Le dernier rapport d’évaluation de mise en œuvre du SPG+ ayant relevé d’importantes violations aux conventions de protection des droits de l’Homme à Sri Lanka, la Commission européenne a décidé de lancer une enquête afin d’examiner la situation en octobre 2008. A la suite des conclusions de cette enquête, le Conseil a décidé, le 15 février 2010, de suspendre temporairement les bénéfices du SPG+ pour ce pays. Cette décision est effective et ses effets courent jusqu’au 31 décembre 2011.

L’Inde est particulièrement attentive à l’évolution de la situation intérieure de Sri Lanka. Pourtant, depuis l’échec du corps expéditionnaire indien chargé d’obtenir la reddition tamoule (retrait des troupes en 1990) et surtout depuis l’assassinat de Rajiv Gandhi (mai 1991), New Delhi n’a plus souhaité jouer un rôle actif dans le conflit à Sri Lanka. Inquiet des répercussions dans l’état du Tamil Nadu d’une éventuelle partition de l’île, le gouvernement indien a toujours proclamé son attachement à une solution politique et pacifique au conflit, respectant l’intégrité de Sri Lanka. Le LTTE y est considéré comme une organisation terroriste. New Delhi a renforcé ces dernières années sa coopération avec Colombo (projet d’accord de coopération dans le domaine de la défense, volume des échanges bilatéraux en forte croissance, aide importante, rapide et efficace après le tsunami), et a significativement augmenté son aide à la reconstruction à la fin du conflit (construction de 50000 logements pour des réfugiés intérieurs).

Avec un montant annuel qui varie entre 150 et 200 M d’euros, le Japon apporte près de la moitié de l’aide étrangère reçue par Sri Lanka. Tokyo a joué ces dernières années un rôle nouveau, résolument plus politique, dans le processus de paix. Le Japon a organisé la conférence des donateurs de juin 2003 et assure la coordination des 4,5 Mds $ d’assistance internationale promis à Sri Lanka pour sa reconstruction, sous réserve d’une avancée du processus de paix. Tokyo a nommé au même moment M. Yasushi Akashi représentant du gouvernement japonais pour le processus de paix. Le Japon est également un partenaire économique important de Sri Lanka.

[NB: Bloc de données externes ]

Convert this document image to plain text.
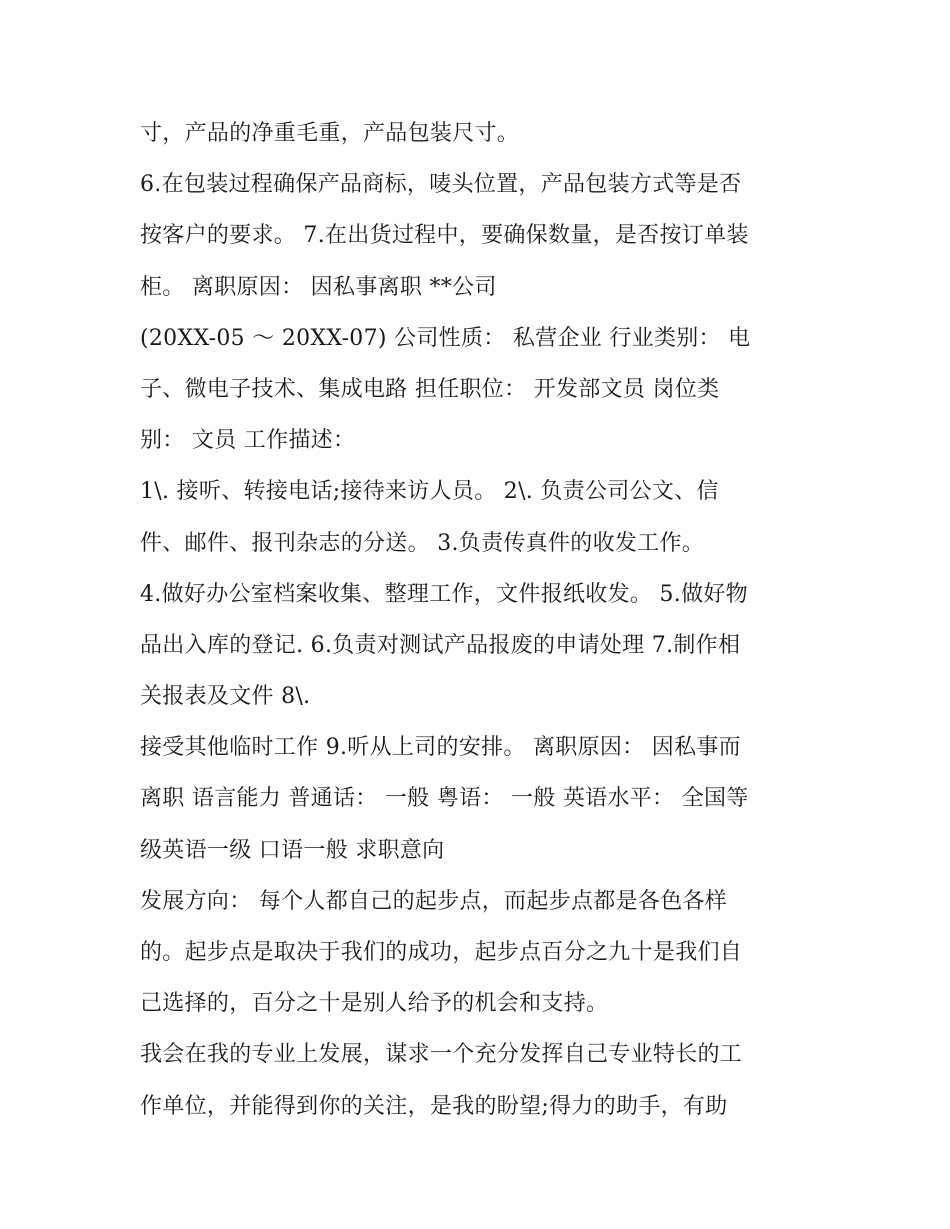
寸，产品的净重毛重，产品包装尺寸。
6.在包装过程确保产品商标，唛头位置，产品包装方式等是否
按客户的要求。 7.在出货过程中，要确保数量，是否按订单装
柜。 离职原因： 因私事离职 **公司
(20XX-05 ～ 20XX-07) 公司性质： 私营企业 行业类别： 电
子、微电子技术、集成电路 担任职位： 开发部文员 岗位类
别： 文员 工作描述：
1\. 接听、转接电话;接待来访人员。 2\. 负责公司公文、信
件、邮件、报刊杂志的分送。 3.负责传真件的收发工作。
4.做好办公室档案收集、整理工作，文件报纸收发。 5.做好物
品出入库的登记. 6.负责对测试产品报废的申请处理 7.制作相
关报表及文件 8\.
接受其他临时工作 9.听从上司的安排。 离职原因： 因私事而
离职 语言能力 普通话： 一般 粤语： 一般 英语水平： 全国等
级英语一级 口语一般 求职意向
发展方向： 每个人都自己的起步点，而起步点都是各色各样
的。起步点是取决于我们的成功，起步点百分之九十是我们自
己选择的，百分之十是别人给予的机会和支持。
我会在我的专业上发展，谋求一个充分发挥自己专业特长的工
作单位，并能得到你的关注，是我的盼望;得力的助手，有助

Les Etats-Unis entendent également apporter leur soutien au processus de paix. Ils sont aussi co-président de la conférence de Tokyo. Le LTTE, classé depuis près de 10 ans comme organisation terroriste, est jugé comme étant le principal responsable de l’escalade de la violence en continuant ses attentats-suicide.

Sri Lanka s’efforce aussi d’être actif au sein des organisations régionales. Colombo a exercé de fait la présidence de l’Association des pays de l’Asie du Sud pour la Coopération Régionale (South Asia Association for Regional Cooperation, SAARC) de 1999 à janvier 2002. Le dernier sommet de la SAARC s’est tenu à Thimphu, Bhoutan, les 28 et 29 2010.

Sri Lanka a également exercé en 2004 la présidence de l’Organisation de Coopération régionale de l’Océan Indien (IOR-ARC). Le pays fait également partie de l’organisation de coopération économique rassemblant le Bangladesh, l’Inde, la Birmanie, Sri Lanka et la Thaïlande (BIMST-EC).

L’île est engagée dans une diversification de ses interlocuteurs internationaux pour répondre notamment à ses besoins intérieurs (infrastructure ; alimentation ; énergie…). L’Iran, le Brésil, la Chine, le Pakistan font partie de ses interlocuteurs réguliers. Le Président Mahinda Rajapakse s’est rendu en visite d’Etat au Bangladesh du 17 au 22 avril 2011.